Thursday, July 28, 2011

Joule Unlimited Aims for 25,000 gal/acre Ethanol, 15,000 gal/acre Diesel

Bioengineering startup Joule Unlimited Technologies, utilises highly engineered photosynthetic micro-organisms to produce fuels and high value chemicals from CO2 and sunlight. Joule intends to eventually produce its fuels and chemicals without the need for biomass or biomass sugars for feedstock.
Joule Unlimited Technologies, a bioengineering startup leveraging highly engineered photosynthetic organisms to catalyze the conversion of sunlight and CO2 to fuels and chemicals, has been awarded its first two US patents covering its fundamental method for producing ethanol at volumes and efficiencies surpassing biomass-dependent processes.

...These two latest patents relate to methods for increasing the ethanol production capability of a photosynthetic microorganism.

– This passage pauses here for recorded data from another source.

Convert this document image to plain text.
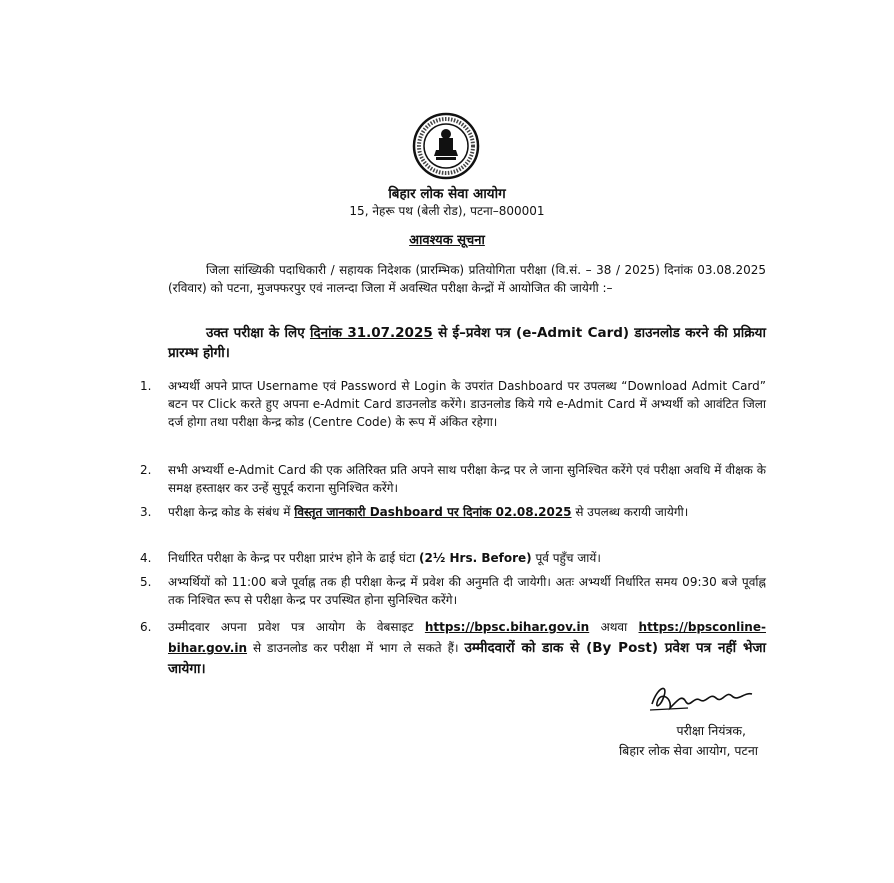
बिहार लोक सेवा आयोग
15, नेहरू पथ (बेली रोड), पटना–800001
आवश्यक सूचना
जिला सांख्यिकी पदाधिकारी / सहायक निदेशक (प्रारम्भिक) प्रतियोगिता परीक्षा (वि.सं. – 38 / 2025) दिनांक 03.08.2025 (रविवार) को पटना, मुजफ्फरपुर एवं नालन्दा जिला में अवस्थित परीक्षा केन्द्रों में आयोजित की जायेगी :–
उक्त परीक्षा के लिए दिनांक 31.07.2025 से ई–प्रवेश पत्र (e-Admit Card) डाउनलोड करने की प्रक्रिया प्रारम्भ होगी।
1.	अभ्यर्थी अपने प्राप्त Username एवं Password से Login के उपरांत Dashboard पर उपलब्ध “Download Admit Card” बटन पर Click करते हुए अपना e-Admit Card डाउनलोड करेंगे। डाउनलोड किये गये e-Admit Card में अभ्यर्थी को आवंटित जिला दर्ज होगा तथा परीक्षा केन्द्र कोड (Centre Code) के रूप में अंकित रहेगा।
2.	सभी अभ्यर्थी e-Admit Card की एक अतिरिक्त प्रति अपने साथ परीक्षा केन्द्र पर ले जाना सुनिश्चित करेंगे एवं परीक्षा अवधि में वीक्षक के समक्ष हस्ताक्षर कर उन्हें सुपूर्द कराना सुनिश्चित करेंगे।
3.	परीक्षा केन्द्र कोड के संबंध में विस्तृत जानकारी Dashboard पर दिनांक 02.08.2025 से उपलब्ध करायी जायेगी।
4.	निर्धारित परीक्षा के केन्द्र पर परीक्षा प्रारंभ होने के ढाई घंटा (2½ Hrs. Before) पूर्व पहुँच जायें।
5.	अभ्यर्थियों को 11:00 बजे पूर्वाह्न तक ही परीक्षा केन्द्र में प्रवेश की अनुमति दी जायेगी। अतः अभ्यर्थी निर्धारित समय 09:30 बजे पूर्वाह्न तक निश्चित रूप से परीक्षा केन्द्र पर उपस्थित होना सुनिश्चित करेंगे।
6.	उम्मीदवार अपना प्रवेश पत्र आयोग के वेबसाइट https://bpsc.bihar.gov.in अथवा https://bpsconline-bihar.gov.in से डाउनलोड कर परीक्षा में भाग ले सकते हैं। उम्मीदवारों को डाक से (By Post) प्रवेश पत्र नहीं भेजा जायेगा।
परीक्षा नियंत्रक,
बिहार लोक सेवा आयोग, पटना
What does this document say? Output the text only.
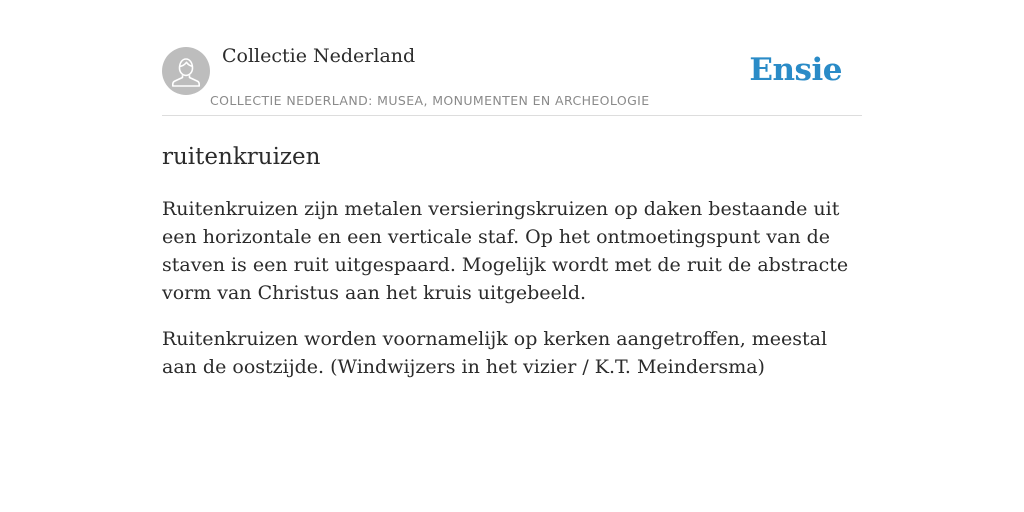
Collectie Nederland
COLLECTIE NEDERLAND: MUSEA, MONUMENTEN EN ARCHEOLOGIE
Ensie
ruitenkruizen

Ruitenkruizen zijn metalen versieringskruizen op daken bestaande uit een horizontale en een verticale staf. Op het ontmoetingspunt van de staven is een ruit uitgespaard. Mogelijk wordt met de ruit de abstracte vorm van Christus aan het kruis uitgebeeld.

Ruitenkruizen worden voornamelijk op kerken aangetroffen, meestal aan de oostzijde. (Windwijzers in het vizier / K.T. Meindersma)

Joule’s platform microorganism is engineered to produce and secrete ethanol in a continuous process, converting more than 90% of the CO2 it consumes directly to end product, with no reliance on biomass feedstocks....

...Joule claims that these innovations, together with its advances in bioprocessing and solar capture and conversion, will help it achieve an ultimate target of 25,000 gallons per acre annually—a rate that is 10X greater than that of cellulosic ethanol and 100X greater than corn ethanol—while requiring no depletion of food crops, agricultural land or fresh water. Joule is now producing ethanol at pilot scale, and has achieved nearly 50% of its ultimate productivity target in the lab, it says.

In addition, by eliminating the need for biomass, Joule avoids the burden of fluctuating feedstock cost and supply, as well as the energy-intensive, multi-step conversion of biomass to product. At full-scale commercial production Joule expects to produce ethanol for as little as $0.60/gallon.

In an open access paper published earlier this year in the journal Photosynthesis Research, a Joule team concluded that its direct, single-step, continuous process for the production of solar hydrocarbon fuels could produce the areal equivalent of up to 15,000 gallons of diesel per acre annually. _GCC

As Al Fin industrial engineers have pointed out previously, it is easy to get high yields per "acre" if one builds photobioreactors vertically, essentially multiplying growing area while maintaining the same building footprint area. Joule has a lot of work to do if it is to achieve its production targets without utilising such tricks.